In December 1996 the Mathematical Research Institute at Oberwolfach hosted a conference on Positivity in Lie Theory in which many of the main contributors to this rapidly developing area discussed recent results and interesting open problems. A characteristic feature of the field is that notions of positivity in Lie theory occur in quite diverse settings, are motivated by a wide variety of problems and applications, and are approached from quite varying mathematical viewpoints. While this diversity is attractive for the specialists who work on these problems, it is often difficult for newcomers to the field to see the relation between the various aspects and to pick the right problems. The participants of the Oberwolfach meeting decided to put together a collection of problems with commentary that would serve as an invitation and a guide to the field. The result of this joint effort is the present book.
In each chapter the reader is introduced to a specific open problem or circle of problems that the author considers important for further development. The level of presentation is chosen in such a way that a graduate student with a sound knowledge of basic Lie theory should be able to grasp the gist of the problem. The main definitions are explained, preliminary results are quoted, and the relevant references are listed. Moreover, the authors often tried to formulate smaller problems that might serve guidelines to the main problems.
We briefly describe the scope of the field we call Positivity in Lie Theory. In chronogeometry one considers causal structures which consist of a continuous choice of one half of the double cone of timelike vectors on a Lorentzian manifold. The chosen cone is the positive or forward light cone. Then a central problem of chronogeometry is to decide which pairs of points can be connected by causal curves, i.e., curves with derivatives in the forward light cone.
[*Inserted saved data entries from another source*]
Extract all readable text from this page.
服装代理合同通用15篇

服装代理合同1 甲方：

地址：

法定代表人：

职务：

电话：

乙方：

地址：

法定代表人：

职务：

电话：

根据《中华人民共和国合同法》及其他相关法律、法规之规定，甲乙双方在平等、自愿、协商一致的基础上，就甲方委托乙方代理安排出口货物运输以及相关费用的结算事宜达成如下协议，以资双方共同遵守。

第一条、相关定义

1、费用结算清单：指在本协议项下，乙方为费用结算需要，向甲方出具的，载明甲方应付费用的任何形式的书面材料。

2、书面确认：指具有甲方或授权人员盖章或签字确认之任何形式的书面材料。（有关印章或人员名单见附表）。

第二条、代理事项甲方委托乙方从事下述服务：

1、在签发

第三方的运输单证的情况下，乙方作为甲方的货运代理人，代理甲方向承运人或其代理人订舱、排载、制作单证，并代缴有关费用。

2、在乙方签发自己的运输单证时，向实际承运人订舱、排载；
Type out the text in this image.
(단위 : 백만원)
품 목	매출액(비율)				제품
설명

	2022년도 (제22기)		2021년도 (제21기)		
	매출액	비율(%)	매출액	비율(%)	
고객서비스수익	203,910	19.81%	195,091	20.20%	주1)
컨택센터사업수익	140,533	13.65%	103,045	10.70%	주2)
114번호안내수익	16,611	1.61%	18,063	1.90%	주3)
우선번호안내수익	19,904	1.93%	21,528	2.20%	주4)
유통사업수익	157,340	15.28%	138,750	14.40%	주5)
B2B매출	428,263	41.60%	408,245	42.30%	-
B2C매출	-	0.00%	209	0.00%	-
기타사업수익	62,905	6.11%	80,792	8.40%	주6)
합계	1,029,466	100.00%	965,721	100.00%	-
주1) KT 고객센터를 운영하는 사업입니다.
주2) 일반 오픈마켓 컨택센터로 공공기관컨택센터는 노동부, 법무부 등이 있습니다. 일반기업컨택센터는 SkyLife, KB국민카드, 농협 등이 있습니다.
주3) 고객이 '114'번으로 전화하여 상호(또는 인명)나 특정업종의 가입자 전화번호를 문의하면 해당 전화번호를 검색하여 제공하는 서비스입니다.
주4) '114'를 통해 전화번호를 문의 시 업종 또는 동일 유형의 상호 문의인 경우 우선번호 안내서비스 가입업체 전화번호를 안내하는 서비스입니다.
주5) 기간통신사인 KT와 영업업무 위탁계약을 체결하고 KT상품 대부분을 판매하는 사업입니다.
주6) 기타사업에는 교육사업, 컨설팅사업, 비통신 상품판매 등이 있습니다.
In geometric control theory one models the states of a system by the points of a differentiable manifold and the controls by a set of (control) vector fields on the manifold. A typical problem for the theory is the problem of controllability, where one wants to describe the set of states of a system reachable in positive time from some fixed state with a given set of controls. Such questions lead to a manifold of states and a set of (control) vector fields on the manifold. Many important features of the control vector fields are encoded in the convex cones spanned by the vector fields in the tangent spaces. In this way one again arrives at the concept of a general cone field or ``causal structure" on a manifold and the associated causal order.
If a group acts differentiably on a manifold one asks for invariant causal structures and considers the subset of the group leaving invariant the causal future. In this way one finds the ``future'' semigroup, which can be viewed as a ``dynamical polysystem", a control theoretic analog of the one-parameter semigroups describing a dynamical system. In this way semigroups play an important role in positivity questions related to causal and control structures.
Following the basic strategy of Lie theory one studies causal structures via their infinitesimal objects. This leads to the study of convex cones with invariance conditions in Lie algebras or more general representation spaces. It turns out that invariant cones in Lie algebras also play an important role in representation theory where they show up in dissipativity conditions on the spectrum of the operators representing the Lie algebra. This connection also leads to complex analysis via the possibility of finding holomorphic extensions of unitary representations and at the same time yields tools to study certain non-compact Stein domains.
In the study of general homogeneous spaces another manifestation of positivity appears in the form of ``compression'' semigroups associated to distinguished open subsets associated with various classes of homogeneous manifolds. Here to any subset of the manifold one considers the semigroup of transformations carrying this set into itself. Important examples that occur naturally in questions of control theory, harmonic analysis and complex geometry can be found in flag manifolds.
The classical positivity concepts for matrices have been generalized in various ways. In harmonic analysis and representation theory one considers positive definite functions and kernels. On the other hand the notion of a totally positive matrix has been generalized from the general linear group to arbitrary real reductive groups.
Finally a generalization of a toric variety, the Zariski closures of a linear algebraic group, which again turns out to be a semigroup, has been considered. Semigroups of this type are of a quite different character, however, than those associated with an infinitesimal cone of generators.
These examples show that the link between the topics treated
under the heading of ``positivity" in Lie theory is the presence of
orderings at the level of manifolds, semigroups at the level of
groups, and cones at the level of vector spaces and Lie algebras.